The Nova 5T is the first from the mid-range series to be available in Singapore – or anywhere outside of China, for that matter. Priced at S$598 in Singapore, this would put the device right in line with the range-topping Nova 5 phone, the 5 Pro, which retails in China for roughly S$600.
At the Nova 5T’s unveiling CNA Lifestyle attended in Shenzhen earlier in August, Huawei executives brushed aside talk of the Nova 5T being a rebranded Honor 20, the latter being a device available in some international markets, though not in Singapore.
Both devices have strikingly similar specs, down to the quadruple rear cameras and near bezel-free, edge-to-edge 6.26-inch display with a hole-punch cutout for the front-facing camera. The main differences being how the Honor 20 uses the brand’s Magic UI versus Huawei’s EMUI, and that the Honor comes with 6GB of RAM versus the Nova 5T’s 8GB.
Similarities aside, the Nova 5T does cut quite the imposing figure, though it does eschew the Nova 5 Pro’s OLED display and under-screen fingerprint sensor. Instead, the Nova 5T gets an IPS display and side-mounted fingerprint sensor designed as a small notch in the aluminium frame.
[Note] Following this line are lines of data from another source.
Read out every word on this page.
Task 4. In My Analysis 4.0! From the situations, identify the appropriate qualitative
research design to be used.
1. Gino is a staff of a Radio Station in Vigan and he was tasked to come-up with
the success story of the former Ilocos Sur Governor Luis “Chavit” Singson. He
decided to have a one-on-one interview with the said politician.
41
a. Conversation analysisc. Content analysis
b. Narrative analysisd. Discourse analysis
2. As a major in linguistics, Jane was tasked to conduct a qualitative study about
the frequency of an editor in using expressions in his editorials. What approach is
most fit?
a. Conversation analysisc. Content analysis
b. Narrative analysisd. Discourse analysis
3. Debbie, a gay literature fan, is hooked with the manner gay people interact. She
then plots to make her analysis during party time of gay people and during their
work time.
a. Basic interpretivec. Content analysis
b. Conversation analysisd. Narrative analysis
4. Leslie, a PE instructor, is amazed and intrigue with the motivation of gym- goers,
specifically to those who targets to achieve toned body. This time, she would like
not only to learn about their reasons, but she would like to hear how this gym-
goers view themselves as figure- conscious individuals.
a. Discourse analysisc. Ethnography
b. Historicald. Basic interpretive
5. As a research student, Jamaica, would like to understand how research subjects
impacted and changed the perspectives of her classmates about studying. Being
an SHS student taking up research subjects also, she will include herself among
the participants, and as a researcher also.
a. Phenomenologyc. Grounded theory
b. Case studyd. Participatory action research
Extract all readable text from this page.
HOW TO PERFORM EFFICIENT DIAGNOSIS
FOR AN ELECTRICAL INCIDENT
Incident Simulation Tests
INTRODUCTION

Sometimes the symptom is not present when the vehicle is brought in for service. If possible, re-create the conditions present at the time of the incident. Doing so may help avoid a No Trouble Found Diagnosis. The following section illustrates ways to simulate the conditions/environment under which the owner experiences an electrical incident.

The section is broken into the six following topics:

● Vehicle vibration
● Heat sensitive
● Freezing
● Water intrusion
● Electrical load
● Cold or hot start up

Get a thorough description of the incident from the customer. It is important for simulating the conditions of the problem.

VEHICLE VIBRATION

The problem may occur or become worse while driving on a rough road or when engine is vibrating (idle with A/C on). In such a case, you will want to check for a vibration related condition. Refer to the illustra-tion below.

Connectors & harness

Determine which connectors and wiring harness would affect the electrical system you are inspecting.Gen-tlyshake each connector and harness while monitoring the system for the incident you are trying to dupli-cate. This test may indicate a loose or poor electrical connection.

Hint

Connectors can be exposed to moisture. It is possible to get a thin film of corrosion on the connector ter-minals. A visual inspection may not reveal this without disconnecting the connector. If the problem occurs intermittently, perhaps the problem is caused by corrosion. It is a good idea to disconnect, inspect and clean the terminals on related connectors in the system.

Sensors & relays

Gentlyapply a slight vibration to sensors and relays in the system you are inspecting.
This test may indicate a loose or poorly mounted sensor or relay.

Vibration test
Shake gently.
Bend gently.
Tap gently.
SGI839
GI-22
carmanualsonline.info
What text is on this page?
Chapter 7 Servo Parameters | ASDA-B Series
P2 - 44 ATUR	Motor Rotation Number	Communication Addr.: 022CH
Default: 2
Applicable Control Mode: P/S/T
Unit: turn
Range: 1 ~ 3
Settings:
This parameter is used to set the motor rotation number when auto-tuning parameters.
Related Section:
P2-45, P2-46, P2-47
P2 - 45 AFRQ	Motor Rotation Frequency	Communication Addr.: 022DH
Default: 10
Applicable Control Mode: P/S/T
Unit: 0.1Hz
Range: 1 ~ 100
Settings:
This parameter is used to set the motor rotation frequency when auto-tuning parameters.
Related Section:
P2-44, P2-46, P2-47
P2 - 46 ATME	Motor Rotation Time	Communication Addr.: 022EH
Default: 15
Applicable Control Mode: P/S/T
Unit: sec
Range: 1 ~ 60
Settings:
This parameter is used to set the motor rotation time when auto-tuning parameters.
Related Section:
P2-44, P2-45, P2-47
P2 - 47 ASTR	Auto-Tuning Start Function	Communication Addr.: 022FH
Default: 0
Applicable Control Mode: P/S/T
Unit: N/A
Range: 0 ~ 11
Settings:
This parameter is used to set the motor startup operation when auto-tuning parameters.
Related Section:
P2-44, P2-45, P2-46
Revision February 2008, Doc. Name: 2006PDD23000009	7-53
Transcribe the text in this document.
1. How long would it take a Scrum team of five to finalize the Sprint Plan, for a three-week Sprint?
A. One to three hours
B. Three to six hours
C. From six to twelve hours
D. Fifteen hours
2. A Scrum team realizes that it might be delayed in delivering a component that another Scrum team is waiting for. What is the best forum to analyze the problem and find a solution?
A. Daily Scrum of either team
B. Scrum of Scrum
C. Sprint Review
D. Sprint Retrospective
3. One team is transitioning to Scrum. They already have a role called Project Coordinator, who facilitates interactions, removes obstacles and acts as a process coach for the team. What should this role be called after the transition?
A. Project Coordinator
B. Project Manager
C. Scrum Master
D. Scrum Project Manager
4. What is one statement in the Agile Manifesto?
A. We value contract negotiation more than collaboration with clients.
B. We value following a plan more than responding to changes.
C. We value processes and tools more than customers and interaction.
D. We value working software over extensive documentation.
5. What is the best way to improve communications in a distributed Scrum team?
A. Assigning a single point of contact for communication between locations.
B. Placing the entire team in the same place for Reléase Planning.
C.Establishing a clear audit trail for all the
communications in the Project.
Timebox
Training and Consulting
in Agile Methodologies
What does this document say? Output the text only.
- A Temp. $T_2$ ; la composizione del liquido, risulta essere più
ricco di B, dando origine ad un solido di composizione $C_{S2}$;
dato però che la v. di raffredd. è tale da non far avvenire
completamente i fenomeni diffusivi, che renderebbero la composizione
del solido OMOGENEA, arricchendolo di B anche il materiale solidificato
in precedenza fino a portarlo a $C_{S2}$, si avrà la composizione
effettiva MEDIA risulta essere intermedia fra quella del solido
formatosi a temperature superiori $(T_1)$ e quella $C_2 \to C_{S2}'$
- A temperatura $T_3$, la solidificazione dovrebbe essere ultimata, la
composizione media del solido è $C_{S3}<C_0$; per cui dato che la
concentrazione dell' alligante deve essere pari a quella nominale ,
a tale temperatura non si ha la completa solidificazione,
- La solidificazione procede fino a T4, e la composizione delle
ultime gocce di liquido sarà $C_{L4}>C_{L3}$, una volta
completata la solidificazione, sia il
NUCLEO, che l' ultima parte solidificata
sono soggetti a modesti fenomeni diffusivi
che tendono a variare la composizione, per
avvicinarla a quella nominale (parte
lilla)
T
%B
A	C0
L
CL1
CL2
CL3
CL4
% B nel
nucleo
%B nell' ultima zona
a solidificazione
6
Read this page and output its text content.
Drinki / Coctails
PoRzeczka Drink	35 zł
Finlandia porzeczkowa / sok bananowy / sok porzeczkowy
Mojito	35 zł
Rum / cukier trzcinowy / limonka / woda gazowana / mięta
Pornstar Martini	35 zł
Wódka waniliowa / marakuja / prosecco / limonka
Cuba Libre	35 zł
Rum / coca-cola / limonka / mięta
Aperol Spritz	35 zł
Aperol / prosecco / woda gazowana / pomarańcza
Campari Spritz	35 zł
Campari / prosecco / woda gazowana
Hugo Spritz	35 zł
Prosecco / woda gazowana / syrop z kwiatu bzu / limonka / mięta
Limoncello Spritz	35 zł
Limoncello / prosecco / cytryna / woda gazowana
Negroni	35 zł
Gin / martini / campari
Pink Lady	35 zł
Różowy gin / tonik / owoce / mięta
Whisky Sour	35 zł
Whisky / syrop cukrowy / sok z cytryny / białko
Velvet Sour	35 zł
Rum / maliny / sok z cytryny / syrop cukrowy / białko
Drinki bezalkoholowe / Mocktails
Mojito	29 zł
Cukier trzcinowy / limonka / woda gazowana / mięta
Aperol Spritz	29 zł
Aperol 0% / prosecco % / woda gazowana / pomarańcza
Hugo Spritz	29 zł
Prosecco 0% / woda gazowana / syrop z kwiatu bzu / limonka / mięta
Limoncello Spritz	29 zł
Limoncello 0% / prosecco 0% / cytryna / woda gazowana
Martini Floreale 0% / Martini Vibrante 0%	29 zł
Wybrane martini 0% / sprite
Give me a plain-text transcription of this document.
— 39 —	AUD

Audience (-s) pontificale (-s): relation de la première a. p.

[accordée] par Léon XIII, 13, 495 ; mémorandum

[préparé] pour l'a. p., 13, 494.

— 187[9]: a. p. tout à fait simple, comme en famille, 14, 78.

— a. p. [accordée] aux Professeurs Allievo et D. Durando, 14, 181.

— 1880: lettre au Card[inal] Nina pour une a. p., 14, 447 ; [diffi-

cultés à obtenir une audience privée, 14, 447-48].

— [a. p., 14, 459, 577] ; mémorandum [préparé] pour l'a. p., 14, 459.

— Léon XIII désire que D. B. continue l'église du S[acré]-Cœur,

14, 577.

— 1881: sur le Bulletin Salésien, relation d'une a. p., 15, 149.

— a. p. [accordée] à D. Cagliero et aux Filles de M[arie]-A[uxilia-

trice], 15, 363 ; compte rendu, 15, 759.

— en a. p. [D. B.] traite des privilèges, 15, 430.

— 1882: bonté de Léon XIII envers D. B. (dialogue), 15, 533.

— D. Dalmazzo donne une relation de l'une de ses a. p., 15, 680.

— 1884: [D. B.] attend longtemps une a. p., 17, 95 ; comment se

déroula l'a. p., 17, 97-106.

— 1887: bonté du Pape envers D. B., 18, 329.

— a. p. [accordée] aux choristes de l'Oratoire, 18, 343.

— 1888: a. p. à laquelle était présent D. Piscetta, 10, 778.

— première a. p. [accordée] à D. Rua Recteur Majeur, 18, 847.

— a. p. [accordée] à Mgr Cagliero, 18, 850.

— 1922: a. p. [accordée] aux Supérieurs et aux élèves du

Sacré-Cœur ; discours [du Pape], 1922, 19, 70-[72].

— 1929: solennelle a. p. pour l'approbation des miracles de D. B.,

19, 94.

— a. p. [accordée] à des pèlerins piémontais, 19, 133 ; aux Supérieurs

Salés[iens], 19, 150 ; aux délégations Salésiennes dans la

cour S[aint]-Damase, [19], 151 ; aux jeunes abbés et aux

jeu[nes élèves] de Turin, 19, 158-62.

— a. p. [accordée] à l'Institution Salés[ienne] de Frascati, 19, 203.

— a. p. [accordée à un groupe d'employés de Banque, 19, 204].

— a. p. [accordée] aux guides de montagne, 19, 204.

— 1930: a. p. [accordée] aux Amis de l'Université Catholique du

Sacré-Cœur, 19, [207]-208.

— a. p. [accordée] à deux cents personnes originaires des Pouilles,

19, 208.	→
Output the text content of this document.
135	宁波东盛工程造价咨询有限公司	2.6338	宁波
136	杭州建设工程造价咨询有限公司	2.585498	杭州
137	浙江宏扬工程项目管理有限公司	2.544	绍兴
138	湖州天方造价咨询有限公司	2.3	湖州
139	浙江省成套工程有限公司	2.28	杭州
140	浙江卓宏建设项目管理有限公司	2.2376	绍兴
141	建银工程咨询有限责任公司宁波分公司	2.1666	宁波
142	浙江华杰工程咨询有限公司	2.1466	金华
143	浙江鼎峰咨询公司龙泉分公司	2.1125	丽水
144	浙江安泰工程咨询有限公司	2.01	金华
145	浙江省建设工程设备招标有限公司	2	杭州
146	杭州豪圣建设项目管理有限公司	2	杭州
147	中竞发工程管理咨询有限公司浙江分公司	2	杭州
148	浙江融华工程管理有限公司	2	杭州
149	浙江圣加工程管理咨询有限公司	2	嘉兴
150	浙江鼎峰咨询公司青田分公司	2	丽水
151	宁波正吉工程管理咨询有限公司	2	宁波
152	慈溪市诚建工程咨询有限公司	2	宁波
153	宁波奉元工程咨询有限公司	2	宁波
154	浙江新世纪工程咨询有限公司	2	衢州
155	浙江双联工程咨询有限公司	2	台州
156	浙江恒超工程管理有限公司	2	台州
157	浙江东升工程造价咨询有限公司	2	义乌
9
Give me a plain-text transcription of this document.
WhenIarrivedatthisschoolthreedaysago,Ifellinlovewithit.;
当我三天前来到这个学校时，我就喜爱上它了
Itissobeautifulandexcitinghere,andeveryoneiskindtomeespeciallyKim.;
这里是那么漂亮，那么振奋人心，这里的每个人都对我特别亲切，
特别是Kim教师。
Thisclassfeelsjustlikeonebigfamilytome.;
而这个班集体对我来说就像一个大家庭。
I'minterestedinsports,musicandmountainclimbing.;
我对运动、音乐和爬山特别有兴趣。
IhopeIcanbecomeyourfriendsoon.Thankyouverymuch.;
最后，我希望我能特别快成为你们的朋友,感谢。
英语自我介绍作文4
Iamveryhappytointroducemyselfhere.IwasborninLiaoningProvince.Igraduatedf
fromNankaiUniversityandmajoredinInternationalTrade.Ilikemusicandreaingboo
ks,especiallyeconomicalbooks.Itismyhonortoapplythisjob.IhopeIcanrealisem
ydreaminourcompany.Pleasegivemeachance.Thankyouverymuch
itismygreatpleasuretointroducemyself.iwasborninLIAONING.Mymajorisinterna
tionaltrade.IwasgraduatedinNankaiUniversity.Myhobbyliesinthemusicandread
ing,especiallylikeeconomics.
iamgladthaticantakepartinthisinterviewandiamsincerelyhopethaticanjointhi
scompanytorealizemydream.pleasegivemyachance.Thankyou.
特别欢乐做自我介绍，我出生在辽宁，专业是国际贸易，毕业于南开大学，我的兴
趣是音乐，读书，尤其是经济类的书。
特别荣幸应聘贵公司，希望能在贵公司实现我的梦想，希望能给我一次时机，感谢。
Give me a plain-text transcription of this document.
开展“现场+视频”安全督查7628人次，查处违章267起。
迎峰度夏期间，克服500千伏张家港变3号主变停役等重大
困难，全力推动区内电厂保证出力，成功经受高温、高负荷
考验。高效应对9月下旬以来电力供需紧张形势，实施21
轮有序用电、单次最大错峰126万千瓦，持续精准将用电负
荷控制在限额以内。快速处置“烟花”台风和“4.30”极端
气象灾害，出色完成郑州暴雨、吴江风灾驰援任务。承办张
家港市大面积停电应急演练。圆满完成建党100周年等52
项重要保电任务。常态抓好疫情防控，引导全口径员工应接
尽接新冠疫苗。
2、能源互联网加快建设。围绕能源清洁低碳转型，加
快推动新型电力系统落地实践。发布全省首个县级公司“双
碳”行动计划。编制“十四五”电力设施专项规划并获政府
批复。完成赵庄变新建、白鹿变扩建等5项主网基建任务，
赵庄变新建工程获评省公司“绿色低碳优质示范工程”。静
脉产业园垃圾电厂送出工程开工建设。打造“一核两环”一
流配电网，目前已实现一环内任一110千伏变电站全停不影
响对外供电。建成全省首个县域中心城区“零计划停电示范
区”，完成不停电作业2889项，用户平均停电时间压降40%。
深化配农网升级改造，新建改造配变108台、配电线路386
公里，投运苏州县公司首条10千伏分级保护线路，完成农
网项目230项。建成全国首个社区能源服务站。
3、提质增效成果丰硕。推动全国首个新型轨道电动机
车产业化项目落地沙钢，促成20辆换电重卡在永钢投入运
Its four rear-facing cameras include a 48-megapixel main lens, 16-megapixel wide angle, 2-megapixel macro and 2-megapixel bokeh lens.
Perhaps the Nova 5T’s trump card is its use of Huawei’s flagship octa-core Kirin 980 chipset, the same one used in its top-shelf P30 and Mate 20 devices. The chip touts AI-enhanced capabilities, including graphics processing, image processing (improved low-light photography) and reduced device slowdown over time.
According to Huawei, its AI HDR+ algorithm allow for portrait shots even in the dark.
Based on its specifications alone, the Nova 5T looks to be a value winner in the mid-range mobile segment. It certainly is the best-looking of the bunch, with its chromatic, 3D-effect rear (available in blue, black and purple).
The Samsung Galaxy A80 does edge the Huawei out in terms of screen size and its funky rotating cameras, but it is also more expensive. The real competition for the Nova 5T could come in the form of the Xiaomi Mi 9T, which comes in slightly cheaper than our estimated price for the Huawei. It isn’t as pretty as the Nova 5T but, crucially, Xiaomi isn’t (yet) on the US sanctions list.